Affirm has been Apple's more recent target and Wallstreet was quick to update opposing positions justifying their Price Targets, PTs. At the end of the day it's all mostly FUD, or posturing as the reality is an investor is going to need to determine Apple's true ability to compete based on human capital, as human capital is what really creates a "moat", the most misused term in the competitive discussion narrative. For Affirm, I would risk my investment stake with them over Apple any day based on that one measure. I don't have confidence that Apple's team for BNPL will be capable of beating Affirm. Their streaming team clearly was incapable of beating Roku.
The discussion on human capital is a very important one, but is an entirely different tangent as well, that needs a dedicated blog to divulge and engage the discussion. My financial models are focused explicitly on key financial targets over the mid-term creating a clear trajectory for strong growth-based companies to tell me whether or not holdings are meeting or exceeding expectations and fundamental targets. For those that succeed, it is only a matter of time before they level-up, and ultimately, wipe-out the short-term traders, regardless of the side of the fence they sit.
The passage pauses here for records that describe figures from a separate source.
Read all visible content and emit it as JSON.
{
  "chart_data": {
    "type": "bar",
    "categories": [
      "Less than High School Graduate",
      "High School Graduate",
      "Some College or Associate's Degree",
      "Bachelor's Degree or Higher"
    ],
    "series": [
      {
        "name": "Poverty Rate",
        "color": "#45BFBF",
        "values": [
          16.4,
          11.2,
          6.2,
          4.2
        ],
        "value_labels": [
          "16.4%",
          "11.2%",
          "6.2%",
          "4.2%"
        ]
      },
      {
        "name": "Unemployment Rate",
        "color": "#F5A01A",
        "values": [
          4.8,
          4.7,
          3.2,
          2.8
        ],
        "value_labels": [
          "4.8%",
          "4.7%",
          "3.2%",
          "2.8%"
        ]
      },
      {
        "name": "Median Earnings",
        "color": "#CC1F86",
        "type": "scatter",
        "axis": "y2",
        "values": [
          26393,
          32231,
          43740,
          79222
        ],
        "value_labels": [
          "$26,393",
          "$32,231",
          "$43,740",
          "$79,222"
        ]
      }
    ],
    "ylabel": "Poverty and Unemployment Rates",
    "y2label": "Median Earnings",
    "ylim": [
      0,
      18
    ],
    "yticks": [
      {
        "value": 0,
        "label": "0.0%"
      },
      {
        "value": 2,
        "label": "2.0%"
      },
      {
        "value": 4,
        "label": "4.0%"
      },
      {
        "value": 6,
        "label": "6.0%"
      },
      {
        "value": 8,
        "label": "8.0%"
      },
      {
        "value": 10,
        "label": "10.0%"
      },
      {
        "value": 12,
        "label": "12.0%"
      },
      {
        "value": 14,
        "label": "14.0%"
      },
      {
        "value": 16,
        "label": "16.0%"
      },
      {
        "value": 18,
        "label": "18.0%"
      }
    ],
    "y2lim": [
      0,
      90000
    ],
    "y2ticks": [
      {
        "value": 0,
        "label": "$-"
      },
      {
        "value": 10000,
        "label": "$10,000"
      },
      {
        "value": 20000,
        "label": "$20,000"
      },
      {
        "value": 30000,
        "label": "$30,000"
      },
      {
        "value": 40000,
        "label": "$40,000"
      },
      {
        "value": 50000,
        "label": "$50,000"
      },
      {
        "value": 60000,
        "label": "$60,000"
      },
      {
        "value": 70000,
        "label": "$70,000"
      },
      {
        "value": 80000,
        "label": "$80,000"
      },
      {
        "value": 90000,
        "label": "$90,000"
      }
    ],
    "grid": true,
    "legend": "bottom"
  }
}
As we all know, markets can remain irrational in the short-term, but over the mid- and long-term, it's impossible for FUD, misinformation, manipulation, etc., to hold stronger performing companies back. As I continue to manage the portfolio in 2021, I now believe that this year will represent varying degrees of duration allowing for further accumulation of many holdings. This already occurred from March through mid-May, and has begun once again in July. As always, time will remain the great equalizer for the short versus long battle.